All my life I have been extremely self-conscious.
It started with the impressions on a child of the 1940s, when children should be seen but not heard. Granted, as I see it from my perspective today, grown-ups had to survive a World War somehow. But that was not something I concerned myself with. I felt insignificant, in the shadow of a younger, cuter brother. So, I tried to compensate and became competitive, to stand out with achievements. I drew on the affections of two grandmothers. I learned to cook, to sew, to wait on them, to write poems, and to play the piano.
I adored my piano teacher. She showed me a new world of fantasy and harmony and encouraged me. I got pretty good at it. So good, that I thought to surprise her and go to the local radio station and audition by myself. Nothing happened. I was not “discovered” as a rising star. From then on I became very anxious every time the spotlight was on me. I wanted to disappear. My talent and love for the piano, however, caused me to major in music at ASU for a time, but memorizing the pieces to perform them to the faculty at the end of the semester caused me nightmares for months!
Determined to overcome this debilitating condition, I joined Toastmasters. I actually delivered ten speeches, but it didn’t ease the discomfort. Eventually I gave up my quest to be at ease in the spotlight.

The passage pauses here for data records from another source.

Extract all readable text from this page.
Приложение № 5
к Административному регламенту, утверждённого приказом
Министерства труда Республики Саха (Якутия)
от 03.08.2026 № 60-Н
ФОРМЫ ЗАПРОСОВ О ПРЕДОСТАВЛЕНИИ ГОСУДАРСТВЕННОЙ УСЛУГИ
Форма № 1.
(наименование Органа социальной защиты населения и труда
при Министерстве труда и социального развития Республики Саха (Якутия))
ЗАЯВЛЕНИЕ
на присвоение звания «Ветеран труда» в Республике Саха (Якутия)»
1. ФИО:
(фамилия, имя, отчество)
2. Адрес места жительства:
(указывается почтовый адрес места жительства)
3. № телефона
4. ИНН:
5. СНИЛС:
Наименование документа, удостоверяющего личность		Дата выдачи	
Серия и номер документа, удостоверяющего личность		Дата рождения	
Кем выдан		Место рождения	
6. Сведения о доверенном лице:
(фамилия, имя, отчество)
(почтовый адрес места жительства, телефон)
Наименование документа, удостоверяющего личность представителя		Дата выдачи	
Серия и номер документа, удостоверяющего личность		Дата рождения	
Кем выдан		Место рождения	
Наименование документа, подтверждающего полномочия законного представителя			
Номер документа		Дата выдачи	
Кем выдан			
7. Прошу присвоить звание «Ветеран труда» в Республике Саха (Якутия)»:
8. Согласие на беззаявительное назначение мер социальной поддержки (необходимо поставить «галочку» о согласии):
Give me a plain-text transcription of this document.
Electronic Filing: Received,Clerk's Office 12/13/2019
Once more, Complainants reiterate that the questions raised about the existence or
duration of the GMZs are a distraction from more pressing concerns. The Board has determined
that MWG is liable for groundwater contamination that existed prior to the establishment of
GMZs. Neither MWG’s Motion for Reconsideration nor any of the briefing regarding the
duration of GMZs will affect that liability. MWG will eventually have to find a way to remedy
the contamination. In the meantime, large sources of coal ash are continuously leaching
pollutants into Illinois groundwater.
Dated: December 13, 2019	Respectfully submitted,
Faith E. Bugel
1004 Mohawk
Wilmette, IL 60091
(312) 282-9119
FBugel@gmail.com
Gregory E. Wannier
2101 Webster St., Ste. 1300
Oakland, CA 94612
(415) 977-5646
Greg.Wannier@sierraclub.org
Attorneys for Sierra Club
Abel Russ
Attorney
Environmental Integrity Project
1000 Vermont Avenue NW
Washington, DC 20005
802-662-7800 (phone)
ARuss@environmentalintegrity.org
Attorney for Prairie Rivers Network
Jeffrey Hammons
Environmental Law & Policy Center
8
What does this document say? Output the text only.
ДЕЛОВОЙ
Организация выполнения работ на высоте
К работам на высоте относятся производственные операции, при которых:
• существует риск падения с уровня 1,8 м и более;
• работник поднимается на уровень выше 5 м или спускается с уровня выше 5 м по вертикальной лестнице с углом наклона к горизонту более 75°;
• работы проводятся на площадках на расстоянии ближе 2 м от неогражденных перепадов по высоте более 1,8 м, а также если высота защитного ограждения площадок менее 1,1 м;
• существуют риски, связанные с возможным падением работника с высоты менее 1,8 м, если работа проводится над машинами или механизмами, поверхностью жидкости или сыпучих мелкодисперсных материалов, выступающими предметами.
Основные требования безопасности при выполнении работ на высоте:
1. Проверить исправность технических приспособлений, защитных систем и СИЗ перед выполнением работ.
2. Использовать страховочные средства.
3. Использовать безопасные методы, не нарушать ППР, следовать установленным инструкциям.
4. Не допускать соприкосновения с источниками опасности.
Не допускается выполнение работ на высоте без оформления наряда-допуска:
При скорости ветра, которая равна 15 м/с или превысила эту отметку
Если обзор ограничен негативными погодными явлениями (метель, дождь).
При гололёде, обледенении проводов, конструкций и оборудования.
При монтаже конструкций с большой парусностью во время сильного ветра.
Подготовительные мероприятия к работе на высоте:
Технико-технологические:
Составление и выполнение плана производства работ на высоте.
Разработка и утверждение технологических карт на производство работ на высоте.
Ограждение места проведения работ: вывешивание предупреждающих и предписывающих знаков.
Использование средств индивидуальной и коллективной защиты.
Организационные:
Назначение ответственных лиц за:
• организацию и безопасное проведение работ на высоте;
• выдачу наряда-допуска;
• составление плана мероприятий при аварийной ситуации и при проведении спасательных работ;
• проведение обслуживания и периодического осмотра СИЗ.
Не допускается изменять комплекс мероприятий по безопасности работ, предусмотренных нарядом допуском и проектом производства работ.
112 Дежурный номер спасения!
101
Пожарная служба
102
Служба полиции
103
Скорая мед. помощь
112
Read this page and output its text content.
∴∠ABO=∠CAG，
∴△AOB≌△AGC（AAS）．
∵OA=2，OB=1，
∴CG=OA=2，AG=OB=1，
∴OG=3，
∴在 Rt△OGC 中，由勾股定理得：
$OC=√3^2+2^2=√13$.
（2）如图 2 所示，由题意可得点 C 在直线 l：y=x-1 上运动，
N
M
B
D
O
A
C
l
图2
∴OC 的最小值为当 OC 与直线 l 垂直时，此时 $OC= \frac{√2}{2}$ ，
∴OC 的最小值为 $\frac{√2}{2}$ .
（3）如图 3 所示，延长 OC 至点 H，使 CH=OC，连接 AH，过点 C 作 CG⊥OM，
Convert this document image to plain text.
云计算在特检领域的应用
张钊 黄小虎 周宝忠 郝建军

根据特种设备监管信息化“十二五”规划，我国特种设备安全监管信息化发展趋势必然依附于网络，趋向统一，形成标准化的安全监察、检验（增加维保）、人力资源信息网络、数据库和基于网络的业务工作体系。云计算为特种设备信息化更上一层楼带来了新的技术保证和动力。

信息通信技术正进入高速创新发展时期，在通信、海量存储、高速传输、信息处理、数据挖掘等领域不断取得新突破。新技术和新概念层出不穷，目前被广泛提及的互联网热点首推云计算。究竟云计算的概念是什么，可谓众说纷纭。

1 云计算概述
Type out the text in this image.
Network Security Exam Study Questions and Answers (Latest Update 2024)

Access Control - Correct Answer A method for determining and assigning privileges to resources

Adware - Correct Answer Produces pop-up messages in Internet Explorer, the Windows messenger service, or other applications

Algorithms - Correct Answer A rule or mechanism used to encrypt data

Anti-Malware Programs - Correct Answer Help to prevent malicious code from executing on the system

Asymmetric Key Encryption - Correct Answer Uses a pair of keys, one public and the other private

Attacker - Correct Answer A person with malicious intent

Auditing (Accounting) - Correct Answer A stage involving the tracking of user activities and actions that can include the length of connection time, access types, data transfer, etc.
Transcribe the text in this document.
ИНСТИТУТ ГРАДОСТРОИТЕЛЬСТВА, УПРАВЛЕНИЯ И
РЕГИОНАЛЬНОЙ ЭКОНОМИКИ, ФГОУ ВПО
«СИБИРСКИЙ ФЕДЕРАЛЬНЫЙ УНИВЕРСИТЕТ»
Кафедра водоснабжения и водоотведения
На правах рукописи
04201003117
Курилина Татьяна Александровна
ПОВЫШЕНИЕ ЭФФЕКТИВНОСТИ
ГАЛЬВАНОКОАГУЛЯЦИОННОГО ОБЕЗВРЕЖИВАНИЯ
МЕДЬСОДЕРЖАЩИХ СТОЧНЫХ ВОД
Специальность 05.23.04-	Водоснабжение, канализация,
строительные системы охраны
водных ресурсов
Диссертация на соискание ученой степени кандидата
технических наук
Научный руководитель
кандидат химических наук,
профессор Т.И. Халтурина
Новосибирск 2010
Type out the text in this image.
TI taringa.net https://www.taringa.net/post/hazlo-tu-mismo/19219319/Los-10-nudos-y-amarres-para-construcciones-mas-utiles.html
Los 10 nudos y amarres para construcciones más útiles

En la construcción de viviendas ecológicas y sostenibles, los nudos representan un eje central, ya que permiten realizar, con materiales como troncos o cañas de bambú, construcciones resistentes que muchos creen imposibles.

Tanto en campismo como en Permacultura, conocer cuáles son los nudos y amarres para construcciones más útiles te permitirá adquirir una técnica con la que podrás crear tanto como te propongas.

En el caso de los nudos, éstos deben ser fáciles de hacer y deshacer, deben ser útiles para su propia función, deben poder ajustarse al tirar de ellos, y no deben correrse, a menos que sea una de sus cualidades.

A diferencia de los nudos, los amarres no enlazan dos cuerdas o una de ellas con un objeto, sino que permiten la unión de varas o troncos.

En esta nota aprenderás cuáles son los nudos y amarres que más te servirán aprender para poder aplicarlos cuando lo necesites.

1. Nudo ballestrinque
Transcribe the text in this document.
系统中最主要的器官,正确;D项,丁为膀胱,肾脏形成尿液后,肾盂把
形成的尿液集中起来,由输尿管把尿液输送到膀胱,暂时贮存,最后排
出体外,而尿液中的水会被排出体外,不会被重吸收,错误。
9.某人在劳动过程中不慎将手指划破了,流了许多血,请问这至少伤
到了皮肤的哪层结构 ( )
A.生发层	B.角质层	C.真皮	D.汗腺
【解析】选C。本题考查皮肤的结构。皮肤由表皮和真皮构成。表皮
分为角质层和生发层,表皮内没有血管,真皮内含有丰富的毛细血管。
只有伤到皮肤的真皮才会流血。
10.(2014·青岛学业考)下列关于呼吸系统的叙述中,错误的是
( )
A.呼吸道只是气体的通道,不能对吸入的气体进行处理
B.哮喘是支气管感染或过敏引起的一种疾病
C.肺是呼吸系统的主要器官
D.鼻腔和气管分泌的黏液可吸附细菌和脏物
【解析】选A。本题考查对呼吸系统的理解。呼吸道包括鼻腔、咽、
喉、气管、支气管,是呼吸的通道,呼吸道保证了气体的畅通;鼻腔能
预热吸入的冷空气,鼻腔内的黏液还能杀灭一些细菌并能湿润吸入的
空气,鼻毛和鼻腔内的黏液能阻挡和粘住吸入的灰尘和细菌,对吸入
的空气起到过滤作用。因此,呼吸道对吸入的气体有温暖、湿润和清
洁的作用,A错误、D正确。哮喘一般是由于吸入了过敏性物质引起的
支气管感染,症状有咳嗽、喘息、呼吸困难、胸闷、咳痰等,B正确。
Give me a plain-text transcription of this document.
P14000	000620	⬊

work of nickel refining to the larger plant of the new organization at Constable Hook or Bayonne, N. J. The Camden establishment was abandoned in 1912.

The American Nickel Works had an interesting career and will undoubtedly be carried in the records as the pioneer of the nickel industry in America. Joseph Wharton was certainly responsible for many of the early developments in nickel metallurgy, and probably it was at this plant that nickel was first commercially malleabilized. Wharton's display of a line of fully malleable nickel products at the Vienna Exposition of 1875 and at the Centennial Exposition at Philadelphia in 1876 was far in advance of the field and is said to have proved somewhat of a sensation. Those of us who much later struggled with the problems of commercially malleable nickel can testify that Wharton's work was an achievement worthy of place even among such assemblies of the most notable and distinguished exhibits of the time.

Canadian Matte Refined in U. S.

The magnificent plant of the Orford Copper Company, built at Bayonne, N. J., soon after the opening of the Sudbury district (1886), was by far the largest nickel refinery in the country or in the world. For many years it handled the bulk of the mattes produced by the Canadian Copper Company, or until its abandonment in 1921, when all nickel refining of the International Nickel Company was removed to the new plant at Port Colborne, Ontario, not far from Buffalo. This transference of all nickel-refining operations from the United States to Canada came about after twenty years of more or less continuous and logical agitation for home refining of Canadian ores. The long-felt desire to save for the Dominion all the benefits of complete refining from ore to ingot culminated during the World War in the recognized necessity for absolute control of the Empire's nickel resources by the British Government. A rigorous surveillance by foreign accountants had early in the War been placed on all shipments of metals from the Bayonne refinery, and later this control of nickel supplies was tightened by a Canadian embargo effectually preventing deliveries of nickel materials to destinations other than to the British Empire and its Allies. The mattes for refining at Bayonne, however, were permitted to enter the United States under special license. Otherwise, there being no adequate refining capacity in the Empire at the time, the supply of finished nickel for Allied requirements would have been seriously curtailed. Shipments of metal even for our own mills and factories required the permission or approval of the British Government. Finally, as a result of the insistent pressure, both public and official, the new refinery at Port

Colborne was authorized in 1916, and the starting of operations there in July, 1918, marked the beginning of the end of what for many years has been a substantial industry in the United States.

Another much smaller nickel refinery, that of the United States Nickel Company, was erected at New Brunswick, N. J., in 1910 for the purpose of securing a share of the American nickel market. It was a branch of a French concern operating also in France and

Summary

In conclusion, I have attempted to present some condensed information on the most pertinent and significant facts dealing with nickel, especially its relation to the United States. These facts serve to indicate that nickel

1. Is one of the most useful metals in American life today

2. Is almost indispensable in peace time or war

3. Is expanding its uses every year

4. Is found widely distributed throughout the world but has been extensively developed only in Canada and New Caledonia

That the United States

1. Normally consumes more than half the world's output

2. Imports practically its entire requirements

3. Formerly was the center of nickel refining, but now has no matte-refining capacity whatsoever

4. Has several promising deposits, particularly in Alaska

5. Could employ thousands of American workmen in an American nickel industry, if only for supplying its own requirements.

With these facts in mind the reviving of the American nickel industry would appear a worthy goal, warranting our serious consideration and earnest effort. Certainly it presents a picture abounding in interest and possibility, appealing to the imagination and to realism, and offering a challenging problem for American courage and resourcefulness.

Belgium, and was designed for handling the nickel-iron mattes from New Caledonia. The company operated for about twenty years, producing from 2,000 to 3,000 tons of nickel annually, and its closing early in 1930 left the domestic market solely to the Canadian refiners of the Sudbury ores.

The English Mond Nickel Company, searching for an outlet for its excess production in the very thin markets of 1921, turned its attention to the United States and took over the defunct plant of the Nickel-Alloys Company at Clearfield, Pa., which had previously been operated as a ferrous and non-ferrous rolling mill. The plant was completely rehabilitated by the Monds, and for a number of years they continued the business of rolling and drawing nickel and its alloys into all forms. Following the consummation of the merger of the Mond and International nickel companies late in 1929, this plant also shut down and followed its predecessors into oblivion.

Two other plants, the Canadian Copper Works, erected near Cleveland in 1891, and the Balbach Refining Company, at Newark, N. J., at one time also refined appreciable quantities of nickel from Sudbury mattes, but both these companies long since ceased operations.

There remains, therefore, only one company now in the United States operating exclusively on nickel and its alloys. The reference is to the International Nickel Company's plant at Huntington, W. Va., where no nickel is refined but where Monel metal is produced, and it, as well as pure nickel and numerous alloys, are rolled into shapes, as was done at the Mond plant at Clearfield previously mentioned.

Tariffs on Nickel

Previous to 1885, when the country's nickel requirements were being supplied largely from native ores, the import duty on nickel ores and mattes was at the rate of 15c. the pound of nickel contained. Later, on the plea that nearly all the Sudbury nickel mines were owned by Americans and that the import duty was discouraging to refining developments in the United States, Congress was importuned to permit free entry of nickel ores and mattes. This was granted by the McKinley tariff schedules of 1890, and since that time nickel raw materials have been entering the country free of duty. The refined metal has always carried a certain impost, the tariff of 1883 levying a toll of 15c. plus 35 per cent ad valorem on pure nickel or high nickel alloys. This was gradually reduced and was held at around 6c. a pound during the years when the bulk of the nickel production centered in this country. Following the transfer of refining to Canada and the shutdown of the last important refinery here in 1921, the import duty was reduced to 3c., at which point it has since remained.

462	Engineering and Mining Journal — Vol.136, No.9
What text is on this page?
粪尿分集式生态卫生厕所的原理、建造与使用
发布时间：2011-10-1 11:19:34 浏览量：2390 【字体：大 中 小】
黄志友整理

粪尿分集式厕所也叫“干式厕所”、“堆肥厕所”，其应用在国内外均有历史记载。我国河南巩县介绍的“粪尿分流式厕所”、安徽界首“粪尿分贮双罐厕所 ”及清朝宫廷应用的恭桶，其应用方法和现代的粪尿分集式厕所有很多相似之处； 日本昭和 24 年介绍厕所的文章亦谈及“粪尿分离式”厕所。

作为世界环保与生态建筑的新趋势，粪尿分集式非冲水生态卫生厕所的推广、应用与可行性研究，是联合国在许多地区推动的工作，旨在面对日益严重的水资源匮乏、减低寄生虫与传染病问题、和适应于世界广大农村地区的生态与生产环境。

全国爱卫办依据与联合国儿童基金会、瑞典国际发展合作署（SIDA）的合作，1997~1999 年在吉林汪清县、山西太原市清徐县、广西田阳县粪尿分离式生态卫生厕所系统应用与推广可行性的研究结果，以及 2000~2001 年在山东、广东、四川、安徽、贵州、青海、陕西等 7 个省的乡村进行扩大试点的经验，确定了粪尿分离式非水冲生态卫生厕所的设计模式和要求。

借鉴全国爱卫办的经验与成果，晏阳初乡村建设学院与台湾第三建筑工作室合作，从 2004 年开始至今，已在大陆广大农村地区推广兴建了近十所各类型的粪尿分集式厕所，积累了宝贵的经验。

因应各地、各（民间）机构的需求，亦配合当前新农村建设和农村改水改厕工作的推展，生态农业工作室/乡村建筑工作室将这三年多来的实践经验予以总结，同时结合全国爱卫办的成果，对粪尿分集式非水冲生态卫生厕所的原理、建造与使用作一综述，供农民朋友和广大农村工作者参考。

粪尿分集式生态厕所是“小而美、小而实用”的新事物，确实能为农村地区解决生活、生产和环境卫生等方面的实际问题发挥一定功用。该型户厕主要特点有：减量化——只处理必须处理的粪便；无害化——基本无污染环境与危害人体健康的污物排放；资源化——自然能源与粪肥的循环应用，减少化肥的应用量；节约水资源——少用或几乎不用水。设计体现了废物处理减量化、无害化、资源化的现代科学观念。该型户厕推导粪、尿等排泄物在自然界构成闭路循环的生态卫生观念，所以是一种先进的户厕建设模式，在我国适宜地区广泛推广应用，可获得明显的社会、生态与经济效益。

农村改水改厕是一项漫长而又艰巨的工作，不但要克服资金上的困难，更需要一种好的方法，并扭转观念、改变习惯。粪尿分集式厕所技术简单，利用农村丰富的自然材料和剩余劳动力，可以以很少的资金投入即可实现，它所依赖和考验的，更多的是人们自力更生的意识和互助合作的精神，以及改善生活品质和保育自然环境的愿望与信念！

But then, my daughter introduced me to The Moth, the podcast of other people’s stories and took me to a live performance of Storytelling and I was hooked! I loved the idea of hearing other people sharing a portion of their lives, with a beginning, middle, and an end. Now, I wanted to take a class in that, to learn more about this process! Having shared a few stories of my own life by now, I suddenly realized that the telling and hearing of the stories binds us together as human beings so much that the anxiety of self-consciousness just pales by comparison and has finally faded away.